Ruas e estações de metrô completamente vazias. Restaurantes fechados. Centenas de pessoas quarentemadas em suas casas. A normalmente agitada área de chegadas do aeroporto quase deserta. Casamentos com todos os convidados – e os noivos – usando máscaras. Trabalhadores da área da saúde cobertos com roupas hazmat. Assim era Hong Kong nos primeiros meses de 2003, no auge da crise da SARS, a síndrome respiratória aguda grave. A epidemia envolveu especialmente os países do sudoeste asiático e o Canadá, eventualmente ceifando quase 800 vidas.
A China foi muito criticada por seu silêncio inicial a respeito do SARS em 2003, o que até rendeu um raríssimo pedido público de desculpas por parte do politburo. Sua reação ao coronavírus de Wuhan parece muito mais assertiva: os chineses estão divulgando informações para a comunidade internacional, e efetivamente quarentemaram cidades inteiras. Wuhan, onde surgiu o vírus, se tornou uma cidade isolada com mais de 11 milhões de pessoas. As festividades do Ano Novo Chinês, em Pequim, foram canceladas. No momento em que escrevo, as informações dão conta de pelo menos 633 casos confirmados na China, com 17 fatalidades. A intensidade da resposta sugere que os números podem ser muito superiores.

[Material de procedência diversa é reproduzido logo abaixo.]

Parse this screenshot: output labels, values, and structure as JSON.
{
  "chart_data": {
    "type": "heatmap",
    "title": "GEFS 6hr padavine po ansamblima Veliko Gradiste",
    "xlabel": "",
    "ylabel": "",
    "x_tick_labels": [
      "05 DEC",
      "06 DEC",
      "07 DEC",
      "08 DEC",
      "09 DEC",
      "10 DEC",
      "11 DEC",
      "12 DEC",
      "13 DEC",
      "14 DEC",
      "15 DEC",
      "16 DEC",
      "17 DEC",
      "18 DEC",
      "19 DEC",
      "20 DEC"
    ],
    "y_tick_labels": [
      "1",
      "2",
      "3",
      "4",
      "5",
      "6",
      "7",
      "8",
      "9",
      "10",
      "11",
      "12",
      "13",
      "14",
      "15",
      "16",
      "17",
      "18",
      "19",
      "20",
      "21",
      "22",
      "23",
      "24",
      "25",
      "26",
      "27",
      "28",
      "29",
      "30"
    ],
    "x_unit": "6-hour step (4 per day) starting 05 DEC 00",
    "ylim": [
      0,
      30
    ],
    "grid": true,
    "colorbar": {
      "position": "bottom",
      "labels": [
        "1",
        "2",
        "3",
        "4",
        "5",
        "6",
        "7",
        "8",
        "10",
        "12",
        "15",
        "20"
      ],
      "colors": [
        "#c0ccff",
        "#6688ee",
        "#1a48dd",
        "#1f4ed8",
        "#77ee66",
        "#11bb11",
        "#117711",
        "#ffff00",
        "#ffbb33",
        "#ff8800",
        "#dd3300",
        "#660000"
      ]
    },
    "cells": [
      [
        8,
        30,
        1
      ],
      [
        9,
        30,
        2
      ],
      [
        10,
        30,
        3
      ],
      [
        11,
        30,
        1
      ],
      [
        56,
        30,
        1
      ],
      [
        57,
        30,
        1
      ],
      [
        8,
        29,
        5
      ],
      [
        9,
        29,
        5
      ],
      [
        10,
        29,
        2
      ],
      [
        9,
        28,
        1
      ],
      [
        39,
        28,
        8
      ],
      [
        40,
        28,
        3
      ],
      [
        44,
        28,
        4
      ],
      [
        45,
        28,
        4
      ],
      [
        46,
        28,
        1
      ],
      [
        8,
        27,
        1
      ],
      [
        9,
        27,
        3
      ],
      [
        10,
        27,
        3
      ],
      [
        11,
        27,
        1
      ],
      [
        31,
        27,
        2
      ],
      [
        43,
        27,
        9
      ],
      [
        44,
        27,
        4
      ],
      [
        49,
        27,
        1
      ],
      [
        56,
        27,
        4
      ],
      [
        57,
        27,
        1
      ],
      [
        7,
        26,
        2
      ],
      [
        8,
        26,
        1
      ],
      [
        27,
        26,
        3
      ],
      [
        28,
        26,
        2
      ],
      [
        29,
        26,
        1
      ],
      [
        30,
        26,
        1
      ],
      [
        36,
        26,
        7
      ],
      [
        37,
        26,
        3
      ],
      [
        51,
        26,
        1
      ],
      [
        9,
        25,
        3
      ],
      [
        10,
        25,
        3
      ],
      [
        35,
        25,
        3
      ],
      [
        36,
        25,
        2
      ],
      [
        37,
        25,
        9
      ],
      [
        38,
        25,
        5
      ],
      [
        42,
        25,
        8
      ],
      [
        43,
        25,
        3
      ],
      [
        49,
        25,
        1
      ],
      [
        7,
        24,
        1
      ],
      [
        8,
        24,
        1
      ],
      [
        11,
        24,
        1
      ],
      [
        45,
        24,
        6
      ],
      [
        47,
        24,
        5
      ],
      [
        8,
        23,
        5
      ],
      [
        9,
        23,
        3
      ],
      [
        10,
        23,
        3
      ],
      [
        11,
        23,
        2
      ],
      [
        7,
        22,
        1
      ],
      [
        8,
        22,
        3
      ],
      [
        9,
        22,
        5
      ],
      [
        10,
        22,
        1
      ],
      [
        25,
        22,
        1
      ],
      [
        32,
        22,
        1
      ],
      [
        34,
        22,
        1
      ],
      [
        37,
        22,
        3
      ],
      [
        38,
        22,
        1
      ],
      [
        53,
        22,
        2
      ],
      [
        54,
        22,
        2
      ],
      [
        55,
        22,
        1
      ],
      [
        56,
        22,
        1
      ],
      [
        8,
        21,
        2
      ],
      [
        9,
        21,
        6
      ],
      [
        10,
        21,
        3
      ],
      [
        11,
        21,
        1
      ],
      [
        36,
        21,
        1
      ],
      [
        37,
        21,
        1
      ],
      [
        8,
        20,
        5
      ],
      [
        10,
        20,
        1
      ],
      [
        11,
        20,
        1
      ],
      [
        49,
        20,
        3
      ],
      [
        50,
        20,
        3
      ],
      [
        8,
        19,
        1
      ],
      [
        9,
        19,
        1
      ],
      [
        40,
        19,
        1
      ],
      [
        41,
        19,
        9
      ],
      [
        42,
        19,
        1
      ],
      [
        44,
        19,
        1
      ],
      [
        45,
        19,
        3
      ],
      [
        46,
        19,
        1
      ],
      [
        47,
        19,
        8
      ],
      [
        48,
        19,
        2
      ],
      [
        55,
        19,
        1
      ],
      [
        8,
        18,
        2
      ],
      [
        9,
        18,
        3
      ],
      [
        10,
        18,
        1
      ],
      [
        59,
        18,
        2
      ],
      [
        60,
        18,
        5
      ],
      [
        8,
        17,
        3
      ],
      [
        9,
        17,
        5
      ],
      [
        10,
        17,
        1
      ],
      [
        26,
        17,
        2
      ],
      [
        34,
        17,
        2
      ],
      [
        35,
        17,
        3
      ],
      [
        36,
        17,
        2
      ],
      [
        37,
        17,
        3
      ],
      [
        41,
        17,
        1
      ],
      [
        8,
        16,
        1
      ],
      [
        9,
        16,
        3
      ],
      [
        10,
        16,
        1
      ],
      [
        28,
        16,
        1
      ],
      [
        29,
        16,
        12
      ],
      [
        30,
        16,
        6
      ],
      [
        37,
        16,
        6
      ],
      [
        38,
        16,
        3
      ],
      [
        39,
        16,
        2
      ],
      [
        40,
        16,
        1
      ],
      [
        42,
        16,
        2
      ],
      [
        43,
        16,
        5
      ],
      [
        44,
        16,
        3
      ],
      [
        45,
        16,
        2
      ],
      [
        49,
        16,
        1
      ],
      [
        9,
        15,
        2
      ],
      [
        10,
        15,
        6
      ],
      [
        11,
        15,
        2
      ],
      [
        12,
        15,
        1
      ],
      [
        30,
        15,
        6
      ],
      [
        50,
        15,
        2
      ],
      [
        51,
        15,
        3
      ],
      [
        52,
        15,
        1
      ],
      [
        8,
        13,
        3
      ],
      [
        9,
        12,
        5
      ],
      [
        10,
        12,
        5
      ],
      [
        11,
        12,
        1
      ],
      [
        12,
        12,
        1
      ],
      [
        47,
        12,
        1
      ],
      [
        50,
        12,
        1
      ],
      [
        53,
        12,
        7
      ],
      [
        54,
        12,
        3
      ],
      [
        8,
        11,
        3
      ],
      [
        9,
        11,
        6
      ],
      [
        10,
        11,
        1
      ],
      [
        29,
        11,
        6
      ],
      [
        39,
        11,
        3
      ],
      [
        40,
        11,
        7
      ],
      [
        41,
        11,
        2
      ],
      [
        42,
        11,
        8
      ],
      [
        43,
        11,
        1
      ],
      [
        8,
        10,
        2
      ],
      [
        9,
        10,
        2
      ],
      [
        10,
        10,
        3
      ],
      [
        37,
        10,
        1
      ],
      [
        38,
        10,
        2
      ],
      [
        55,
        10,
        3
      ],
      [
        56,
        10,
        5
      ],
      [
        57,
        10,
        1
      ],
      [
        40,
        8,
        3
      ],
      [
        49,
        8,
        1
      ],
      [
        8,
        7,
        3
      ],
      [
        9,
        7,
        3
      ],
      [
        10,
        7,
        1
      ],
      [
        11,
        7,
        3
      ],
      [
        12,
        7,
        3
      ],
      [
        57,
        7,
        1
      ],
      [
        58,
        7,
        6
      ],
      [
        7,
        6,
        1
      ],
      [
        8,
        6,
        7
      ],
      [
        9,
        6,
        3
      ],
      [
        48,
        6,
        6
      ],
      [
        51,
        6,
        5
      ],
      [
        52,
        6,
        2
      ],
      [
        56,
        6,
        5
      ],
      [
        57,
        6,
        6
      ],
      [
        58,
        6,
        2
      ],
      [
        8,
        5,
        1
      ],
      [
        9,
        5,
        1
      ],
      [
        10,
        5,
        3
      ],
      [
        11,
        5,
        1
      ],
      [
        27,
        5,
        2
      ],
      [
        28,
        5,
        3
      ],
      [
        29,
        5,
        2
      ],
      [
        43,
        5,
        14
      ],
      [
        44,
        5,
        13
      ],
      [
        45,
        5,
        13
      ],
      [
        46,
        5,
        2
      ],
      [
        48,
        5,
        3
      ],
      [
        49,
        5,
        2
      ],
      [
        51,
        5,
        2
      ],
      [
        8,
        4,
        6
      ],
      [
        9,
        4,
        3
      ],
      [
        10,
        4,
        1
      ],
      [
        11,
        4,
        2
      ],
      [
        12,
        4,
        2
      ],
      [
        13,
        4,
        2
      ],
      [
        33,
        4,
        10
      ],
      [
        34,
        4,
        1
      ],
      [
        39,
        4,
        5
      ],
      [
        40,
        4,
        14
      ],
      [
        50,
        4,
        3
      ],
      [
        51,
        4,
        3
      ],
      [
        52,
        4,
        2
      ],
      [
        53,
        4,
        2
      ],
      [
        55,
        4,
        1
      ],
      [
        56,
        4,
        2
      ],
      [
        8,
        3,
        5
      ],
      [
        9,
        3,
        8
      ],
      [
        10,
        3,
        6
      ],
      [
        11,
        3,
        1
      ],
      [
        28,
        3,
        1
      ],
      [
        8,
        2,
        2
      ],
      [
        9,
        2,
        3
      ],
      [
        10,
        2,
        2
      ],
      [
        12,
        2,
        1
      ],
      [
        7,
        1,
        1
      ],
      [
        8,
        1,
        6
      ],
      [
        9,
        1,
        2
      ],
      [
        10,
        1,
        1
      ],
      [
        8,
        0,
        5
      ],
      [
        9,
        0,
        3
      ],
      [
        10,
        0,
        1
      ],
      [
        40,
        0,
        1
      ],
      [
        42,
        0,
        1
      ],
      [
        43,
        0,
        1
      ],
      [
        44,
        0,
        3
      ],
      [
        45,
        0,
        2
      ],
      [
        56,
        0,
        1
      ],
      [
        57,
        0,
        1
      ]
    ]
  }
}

Para além das recomendações de prevenção que não são o foco dessa coluna, é interessante notar como os mercados reagiram a crises epidêmicas no passado.
A pandemia da gripe espanhola de 1918 é o benchmark contra a qual são comparadas todas as demais. Algumas estimativas apontam que até 40% da população mundial foi infectada, com mais de 20 milhões de mortes. Apenas nos Estados Unidos, cerca de 500 mil mortes foram atribuídas à gripe entre setembro de 1918 e abril de 1919. Em 1918, o S&P 500 (principal índice acionário da bolsa americana) caiu 24,7%, antes de subir 8,9% em 1919. A tentação de atribuir esse desempenho isoladamente à pandemia é rapidamente frustrada pela lembrança de que o período coincide com o fim da Primeira Guerra Mundial – que certamente teve grande impacto nos mercados.
A gripe asiática de 1957 também se espalhou globalmente, e ceifou de uma a duas milhões de vidas até o começo de 1958. Estima-se que cerca de 70 mil americanos tenham sucumbido à infecção. O S&P 500 subiu 24,0% em 1957, e outros 2,9% em 1958. A pandemia de Hong Kong de 1968 também não precedeu quedas relevantes nos mercados.
A crise do SARS de 2003, por outro lado, parece ter tido um impacto mais discernível nos mercados locais. O MSCI Pacific ex Japan Index, um índice de ações de empresas do sudoeste asiático, chegou a cair 13% nos primeiros meses de 2003. Encerrou o ano, porém, com uma formidável alta de mais de 40%.
Os mercados de 2020 são mais globais, mais informados, e respondem mais rápido do que em todas as epidemias anteriores. Já é possível discernir algum impacto, provavelmente atribuído ao coronavírus, em alguns setores mais específicos.
Temores a respeito de uma epidemia inicialmente restringem viagens. Conforme as pessoas ficam mais temerosas de se deslocar, os setores de aviação, turismo e aeroportuário são imediatamente afetados, com um impacto muito mais agudo nas regiões afetadas – especialmente na China e adjacências. Seguem-se cancelamentos e restrições de viagens, o que deprime a demanda por combustível de aviação e, consequentemente, o preço do petróleo. Países exportadores podem sofrer algum impacto no valor de suas moedas. Interessantemente, os últimos pregões têm demonstrado algum impacto discernível também nas empresas europeias de artigos de luxo, cujos resultados foram muito impulsionados, nos últimos anos, pelo consumo dos chineses.
Com base em todo o histórico das interações entre mercados e pandemias, podemos dizer que o impacto dessas catástrofes costuma ser localizado, e que surtos infecciosos se somam a uma série de outros fatores para determinar o desempenho dos ativos. No momento atual, os níveis de preço das bolsas globais sugerem alguma vulnerabilidade, e existem riscos relevantes para as perspectivas de crescimento global. Mas os riscos de uma pandemia global, ainda relativamente contidos, não devem ser suficientes para preceder o início de uma correção mais sustentada nos mercados globais.
Seu médico pode recomendar que você não saia de casa. A história recomenda que você também não saia de seus investimentos.